Пуркине, в застегнутом длинном черном сюртуке с бархатным воротником и такими же манжетами, стоял выпрямившись и говорил свободно, легко, без конспекта. «Я не могу уловить смысла твоей речи, — думала Гана, — однако понимаю, что ты говоришь не о том, что незамужняя девушка бесполезнее жабы или крысы, и не о том, что она свободное, независимое существо, одним словом, не утверждаешь той лжи и мерзости, которых я вдоволь наслушалась на своем веку, ах, спасибо тебе за это!» Она посмотрела на Бетушу, сидевшую справа, сосредоточенно наморщив лоб, и тут же встретила взгляд тетеньки Индржиши, которая торжествующе, смотрела на нее в лорнет и слегка кивала головой, словно хотела сказать: «Этот пир души устроила тебе я, тетя Индржиша, меня должна ты благодарить за возможность слушать лекцию нашего великого Пуркине». Гану передернуло от антипатии и раздражения, и она поспешно перевела взор на старого лектора, стройная, прямая черная фигура которого резко выделялась на фоне блестящей, белой изразцовой печи. — Дух непостижимой силы, — говорил он, — обитает в теле, которое является для него как средством познания внешнего мира, так и орудием материального воздействия на него.
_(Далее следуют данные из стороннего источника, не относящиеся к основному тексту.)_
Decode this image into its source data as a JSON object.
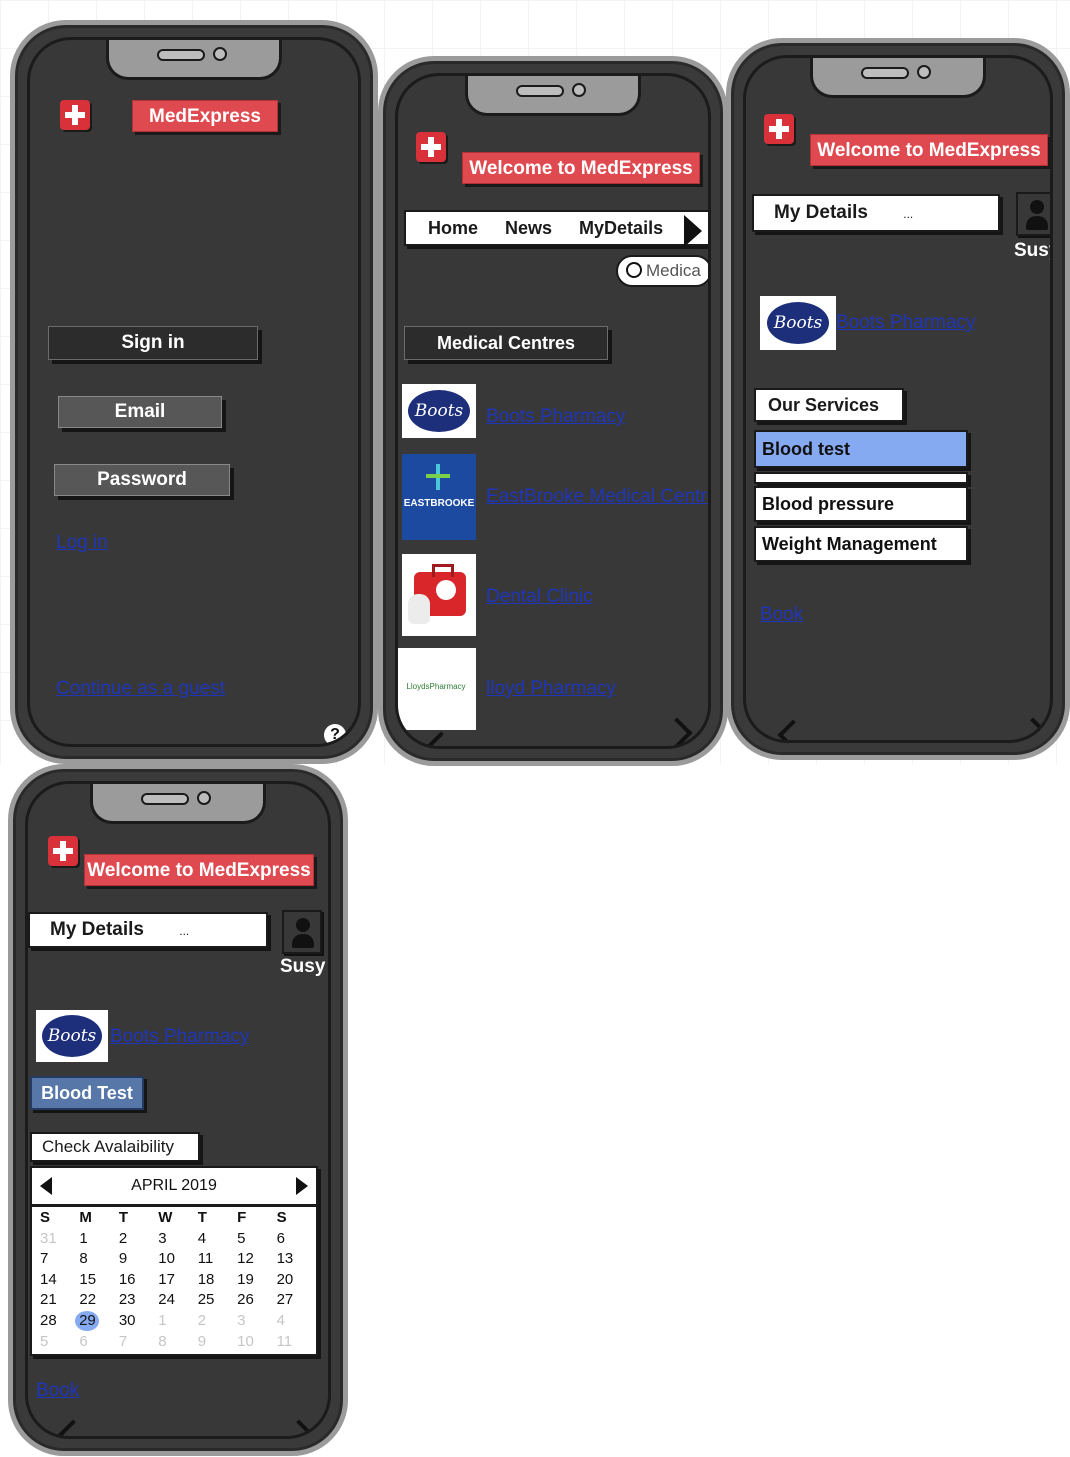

Посредством нашего высокоорганизованного тела, если можно так выразиться, мы воспринимаем противоположности, заключающиеся во всех жизненных явлениях нашего мира, противоположности между материальными и духовными явлениями, иначе говоря: между методами сознательными и бессознательными. Только в нем, то есть в высокоорганизованном теле, все возможности и все стадии сознания — от первой, наивысшей стадии восприятия, восприятия разумного, свойственного роду человеческому, — через его среднюю стадию, характерную для высшего вида животных, обладающих некоторым подобием разума, называемым чутьем, влечением или инстинктом, к темному восприятию самого низшего вида животных, стоящих почти на одной ступени с растениями. В растительном царстве способность восприятия как бы заворожена, растения не способны произвольно двигаться и чувствовать, и все же нечто таинственное и глубоко разумное руководит развитием их тончайших клеток, волокон, капилляров и пленок, удивительная фантазия, тончайшее чувство красоты проявляются при создании их форм и окраски.